President Donald Trump continued a furious tweet storm Monday by again raising the specter he will cut off billions of dollars for the Affordable Care Act, which he said he will teach insurance companies and Congress a lesson.
Trump started the barrage Saturday, days after the Senate failed to pass a repeal and replace bill: “If a new HealthCare Bill is not approved quickly, BAILOUTS for Insurance Companies and BAILOUTS for Members of Congress will end very soon!”
Trouble is, the people who will really feel the damage are consumers if Trump or Congress kill “cost sharing” subsidies, The Palm Beach Post reported. A 20 percent premium increase is likely to result if Trump withholds an estimated $10 billion in such subsidies to cover co-pays and deductibles for 2018, the state’s biggest health insurer Florida Blue warned. More than 1 million Floridians get subsidies of various kinds to lower costs.
Florida Democrats have called that “deliberate sabotage.” Who loses? Low-income consumers are cushioned somewhat by other subsidies that adjust, but middle-income people feel the full impact of overall premium increases. And if insurers simply walk away from ACA exchanges, that reduces choice and drives up costs for everyone in the market, analysts say.

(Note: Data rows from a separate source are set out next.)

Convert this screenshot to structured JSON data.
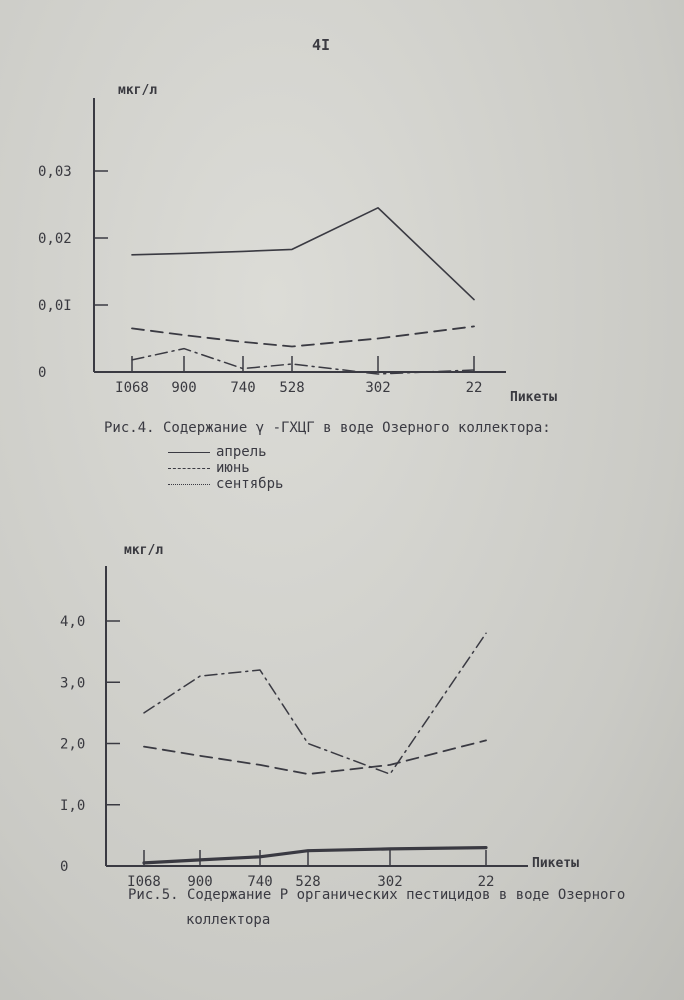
{
  "page_number": "4I",
  "figure4": {
    "caption": "Рис.4. Содержание γ -ГХЦГ в воде Озерного коллектора:",
    "legend": [
      {
        "label": "апрель",
        "dash": "solid"
      },
      {
        "label": "июнь",
        "dash": "dashed"
      },
      {
        "label": "сентябрь",
        "dash": "dashdot"
      }
    ]
  },
  "figure5": {
    "caption_line1": "Рис.5. Содержание Р органических пестицидов в воде Озерного",
    "caption_line2": "коллектора"
  },
  "chart_data": [
    {
      "type": "line",
      "ylabel": "мкг/л",
      "xlabel": "Пикеты",
      "x": [
        "I068",
        "900",
        "740",
        "528",
        "302",
        "22"
      ],
      "y_ticks": [
        "0",
        "0,0I",
        "0,02",
        "0,03"
      ],
      "ylim": [
        0,
        0.04
      ],
      "series": [
        {
          "name": "апрель",
          "dash": "solid",
          "values": [
            0.0175,
            0.0177,
            0.018,
            0.0183,
            0.0245,
            0.0108
          ]
        },
        {
          "name": "июнь",
          "dash": "dashed",
          "values": [
            0.0065,
            0.0055,
            0.0045,
            0.0038,
            0.005,
            0.0068
          ]
        },
        {
          "name": "сентябрь",
          "dash": "dashdot",
          "values": [
            0.0018,
            0.0035,
            0.0005,
            0.0012,
            -0.0003,
            0.0003
          ]
        }
      ]
    },
    {
      "type": "line",
      "ylabel": "мкг/л",
      "xlabel": "Пикеты",
      "x": [
        "I068",
        "900",
        "740",
        "528",
        "302",
        "22"
      ],
      "y_ticks": [
        "0",
        "I,0",
        "2,0",
        "3,0",
        "4,0"
      ],
      "ylim": [
        0,
        4.8
      ],
      "series": [
        {
          "dash": "dashdot",
          "values": [
            2.5,
            3.1,
            3.2,
            2.0,
            1.5,
            3.8
          ]
        },
        {
          "dash": "dashed",
          "values": [
            1.95,
            1.8,
            1.65,
            1.5,
            1.65,
            2.05
          ]
        },
        {
          "dash": "solid-thick",
          "values": [
            0.05,
            0.1,
            0.15,
            0.25,
            0.28,
            0.3
          ]
        }
      ]
    }
  ]
}
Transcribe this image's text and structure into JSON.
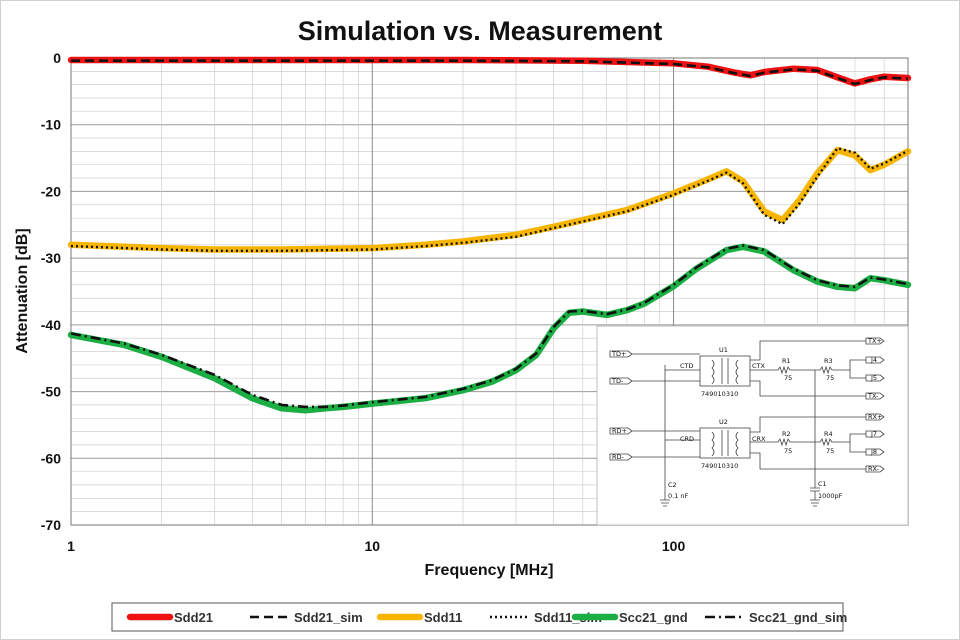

If cost-sharing payments disappear, Trump will be responsible for “the destabilization of the marketplace and the deliberate sabotage of our neighbors’ health and financial well-being,” Florida’s Democratic delegation told the president in a June 8 letter. Signing members included U.S. Rep. Lois Frankel, D-West Palm Beach, and Rep. Ted Deutch, D-Boca Raton.
OK, but at least taxpayers save some money, right? Actually, it represents a net increase of $2.3 billion in costs to taxpayers, the Kaiser Family Foundation calculated, because it drives up costs for another form of subsidy to keep premiums affordable, the Post reported.
There is no evidence Trump has been moved by such arguments.
“If ObamaCare is hurting people, & it is, why shouldn’t it hurt the insurance companies & why should Congress not be paying what public pays?” Trump tweeted Monday.
In addition to “cost sharing” subsidies, Trump is believed to be talking about cutting off employer contributions to members of Congress on their own health plans.
As political rhetoric, threatening to yank affordable health insurance from Congress might play reasonably well in some quarters, if not exactly win friends on the Hill. Handing a higher bill to ordinary folks? That may be harder to sell.